Disques • Publié le 26/06/2019 par

Shadow Of The WolfSHADOW OF THE WOLF (1992)
AGAGUK
Compositeur :
Maurice Jarre
Durée : 46:37 | 7 pistes
Éditeur : Milan Music

 

5 Stars

 

Le producteur français Jaques Dorfmann s’est frotté plusieurs fois à la mise en scène. Capable du meilleur (Le Palanquin des Larmes) comme du pire (Vercingétorix), il nous livre avec Shadow Of The Wolf (Agaguk) un film sympathique. Agaguk, c’est le nom d’un jeune Inuit qui vit dans une tribu traditionnelle dans le Grand Nord canadien au début du vingtième siècle. Il se retrouve accusé d’un meurtre et n’a guère plus qu’une seule solution : fuir pour échapper à un destin funeste.

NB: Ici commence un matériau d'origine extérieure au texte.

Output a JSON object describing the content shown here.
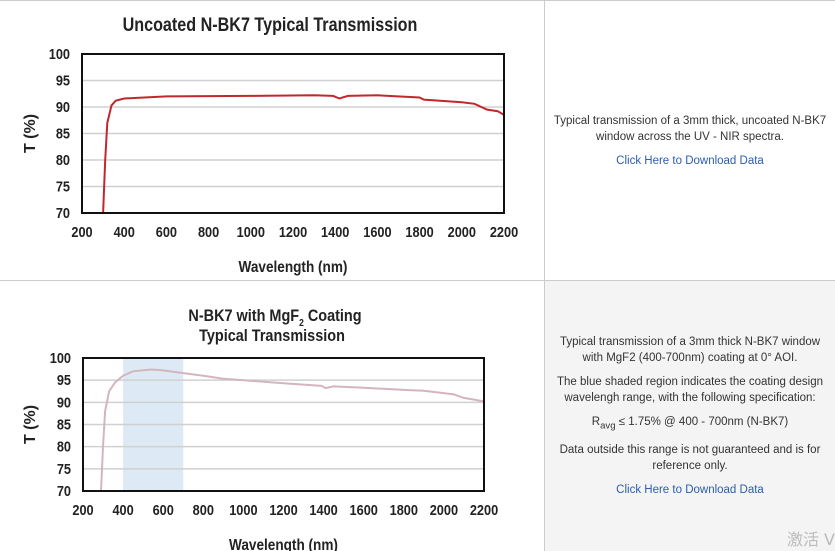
{
  "chart_data": [
    {
      "type": "line",
      "title": "Uncoated N-BK7 Typical Transmission",
      "xlabel": "Wavelength (nm)",
      "ylabel": "T (%)",
      "xlim": [
        200,
        2200
      ],
      "ylim": [
        70,
        100
      ],
      "xticks": [
        "200",
        "400",
        "600",
        "800",
        "1000",
        "1200",
        "1400",
        "1600",
        "1800",
        "2000",
        "2200"
      ],
      "yticks": [
        "70",
        "75",
        "80",
        "85",
        "90",
        "95",
        "100"
      ],
      "grid": "horizontal",
      "line_color": "#c0282d",
      "x": [
        300,
        310,
        320,
        340,
        360,
        400,
        600,
        1000,
        1300,
        1390,
        1420,
        1460,
        1600,
        1800,
        1820,
        2000,
        2060,
        2120,
        2170,
        2200
      ],
      "y": [
        70,
        80,
        87,
        90.3,
        91.2,
        91.6,
        92,
        92.1,
        92.2,
        92.1,
        91.6,
        92.1,
        92.2,
        91.8,
        91.4,
        90.9,
        90.6,
        89.5,
        89.2,
        88.5
      ]
    },
    {
      "type": "line",
      "title": "N-BK7 with MgF",
      "title_sub": "2",
      "title_rest": " Coating",
      "title_line2": "Typical Transmission",
      "xlabel": "Wavelength (nm)",
      "ylabel": "T (%)",
      "xlim": [
        200,
        2200
      ],
      "ylim": [
        70,
        100
      ],
      "xticks": [
        "200",
        "400",
        "600",
        "800",
        "1000",
        "1200",
        "1400",
        "1600",
        "1800",
        "2000",
        "2200"
      ],
      "yticks": [
        "70",
        "75",
        "80",
        "85",
        "90",
        "95",
        "100"
      ],
      "grid": "horizontal",
      "line_color": "#d5b5bd",
      "shaded_region": [
        400,
        700
      ],
      "shade_color": "#dde9f5",
      "x": [
        290,
        300,
        310,
        330,
        360,
        400,
        450,
        540,
        600,
        700,
        800,
        900,
        1000,
        1200,
        1390,
        1410,
        1450,
        1600,
        1800,
        1900,
        2050,
        2100,
        2200
      ],
      "y": [
        70,
        80,
        88,
        92.5,
        94.5,
        96,
        97,
        97.4,
        97.2,
        96.6,
        96,
        95.3,
        95,
        94.3,
        93.7,
        93.2,
        93.6,
        93.3,
        92.8,
        92.6,
        91.8,
        91,
        90.2
      ]
    }
  ],
  "desc1": {
    "text": "Typical transmission of a 3mm thick, uncoated N-BK7 window across the UV - NIR spectra.",
    "link": "Click Here to Download Data"
  },
  "desc2": {
    "p1": "Typical transmission of a 3mm thick N-BK7 window with MgF2 (400-700nm) coating at 0° AOI.",
    "p2": "The blue shaded region indicates the coating design wavelengh range, with the following specification:",
    "spec_r": "R",
    "spec_sub": "avg",
    "spec_rest": " ≤ 1.75% @ 400 - 700nm (N-BK7)",
    "p4": "Data outside this range is not guaranteed and is for reference only.",
    "link": "Click Here to Download Data"
  },
  "watermark": "激活 V"
}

Il est pourchassé par un policier monté dans les étendues sauvages du Grand Nord…

 

Très content de sa collaboration avec Maurice Jarre sur Le Palanquin des Larmes (score injustement inédit), Dorfmann fait une fois encore appel à lui, offrant à Jarre l’occasion de nous démontrer que malgré une décennie de scores synthétiques derrière lui, il est encore capable de composer de très grand morceaux symphoniques. Shadow Of The Wolf marque justement le retour, dans un même film, de segments joués par un grand orchestre et de parties un peu plus minimalistes composées pour des claviers synthétiques (et quelques ondes Martenot). L’ouverture du disque est impressionnante avec ses chants (que l’on suppose Inuits) puis son grand thème puissant et orchestral. Le second morceau purement synthétique, avec ses rythmes syncopés et ses sons un peu vieillots (qui font un peu penser à Tron) jure un peu par rapport au précédent. L’écoute du disque souffre un peu de ce manque d’homogénéité. Mais le sujet du film, le choc des civilisations et la sauvagerie de la nature, justifie l’emploi de ces deux formes musicales. Le morceau final devrait ravir les amateurs de grands morceaux symphoniques généreux avec chœurs, cuivres, orchestre et percussions. Un disque qui demande à être écouté plusieurs fois avant d’en apprécier les formes et contours variés. Le disque se clôt par une chanson des plus adaptées aux paysages neigeux du Canada, interprétée par Nathalie Carsen et composée par Jarre.